STA3050 Statistical Software, CUHKSZ, 2020
This course aims at providing students with basic knowledge of programming in R. A problem-solving approach is employed. Algorithm development and implementation with emphasis on examples and applications in statistics are discussed.
DDA 4230 Reinforcement Learning, CUHKSZ, 2021
This course is a basic introduction to reinforcement learning algorithms and their applications. Topics include: multi-armed bandits; finite Markov decision processes; dynamic programming; Monte Carlo methods; temporal-difference learning; actor-critic methods; off-policy learning; and introduction to approximation methods.
STA 4030 Categorical Data Analysis, CUHKSZ, 2021
This course deals with major statistical techniques in analysing categorical data. Topics include measures of association, inference for two-way contingency tables, loglinear models, logit models and models for ordinal variables. The use of related statistical packages are demonstrated.

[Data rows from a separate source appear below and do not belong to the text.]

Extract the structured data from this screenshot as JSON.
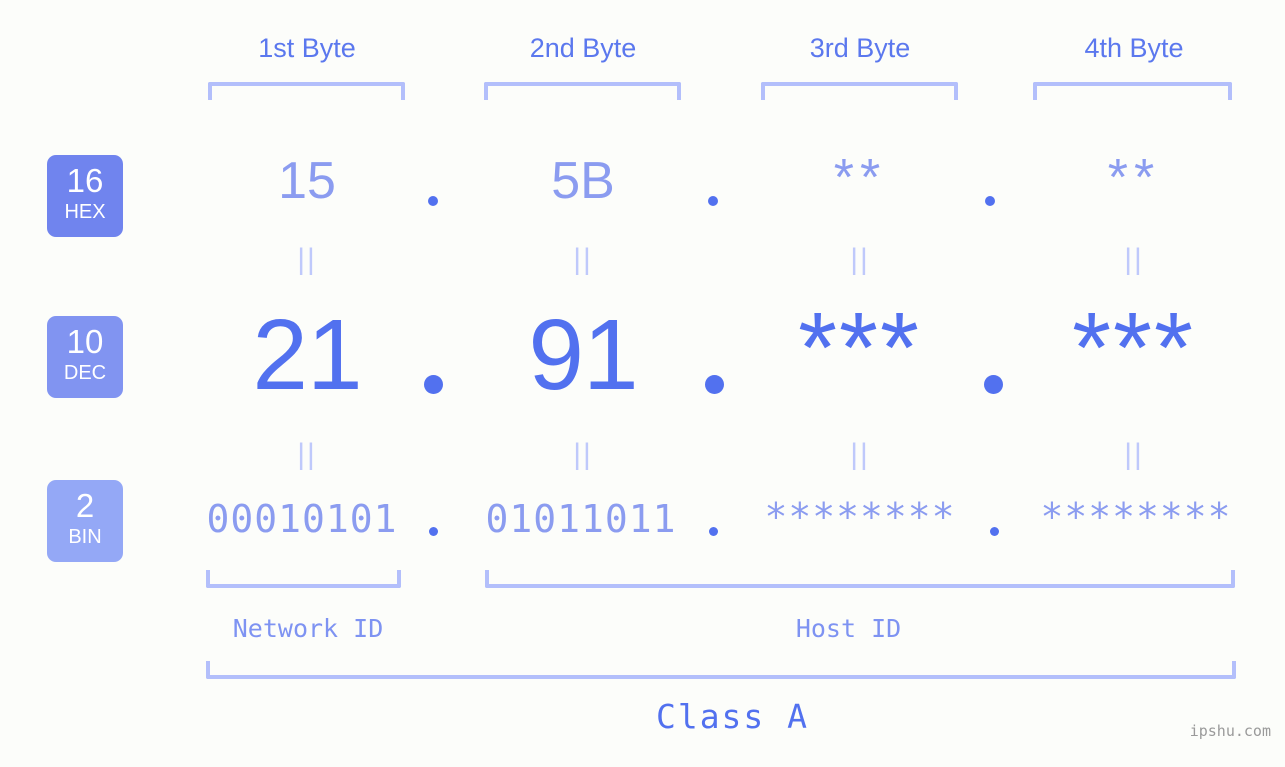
{
  "meta": {
    "watermark": "ipshu.com",
    "background_color": "#fcfdfa",
    "accent_color": "#5271ef",
    "light_accent_color": "#8b9cf0",
    "bracket_color": "#b3bffb"
  },
  "headers": {
    "byte1": "1st Byte",
    "byte2": "2nd Byte",
    "byte3": "3rd Byte",
    "byte4": "4th Byte"
  },
  "bases": {
    "hex": {
      "number": "16",
      "abbr": "HEX",
      "color": "#7084ee"
    },
    "dec": {
      "number": "10",
      "abbr": "DEC",
      "color": "#8194f1"
    },
    "bin": {
      "number": "2",
      "abbr": "BIN",
      "color": "#94a8f6"
    }
  },
  "rows": {
    "hex": {
      "values": [
        "15",
        "5B",
        "**",
        "**"
      ],
      "separators": [
        ".",
        ".",
        "."
      ]
    },
    "dec": {
      "values": [
        "21",
        "91",
        "***",
        "***"
      ],
      "separators": [
        ".",
        ".",
        "."
      ]
    },
    "bin": {
      "values": [
        "00010101",
        "01011011",
        "********",
        "********"
      ],
      "separators": [
        ".",
        ".",
        "."
      ]
    }
  },
  "equals": {
    "symbol": "||"
  },
  "segments": {
    "network_id": "Network ID",
    "host_id": "Host ID",
    "class": "Class A"
  }
}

STA 3006 Design and Analysis of Experiments, CUHKSZ, 2022
This course is designed to study various statistical aspects of models in the analysis of variance. Topics include randomization, replication and blocking, randomized blocks, Latin squares and related designs, missing values, incomplete block designs, factorial designs, nested designs and nested-factorial designs, and 2k factorial designs. The use of statistical packages are demonstrated.
STA 4010 Causal Inference, CUHKSZ, 2023
This course is designed to study causal inference. Topics include discussions of observational studies, propensity score analysis, and double machine learning. Additionally, the course covers topics such as causal graphs, structural causal models, and causal discovery.
DDA4340 Computational Methods for Finance, CUHKSZ, 2024
This course provides an introduction to the field of computational finance, focusing on the application of computational methods to solve complex financial problems. Topics include: random number generation; the fundamentals of Monte Carlo (MC) simulation; variance-reduction techniques for MC simulation and related issues; numerical solutions to stochastic differential equations by means of MC simulation and their implementation.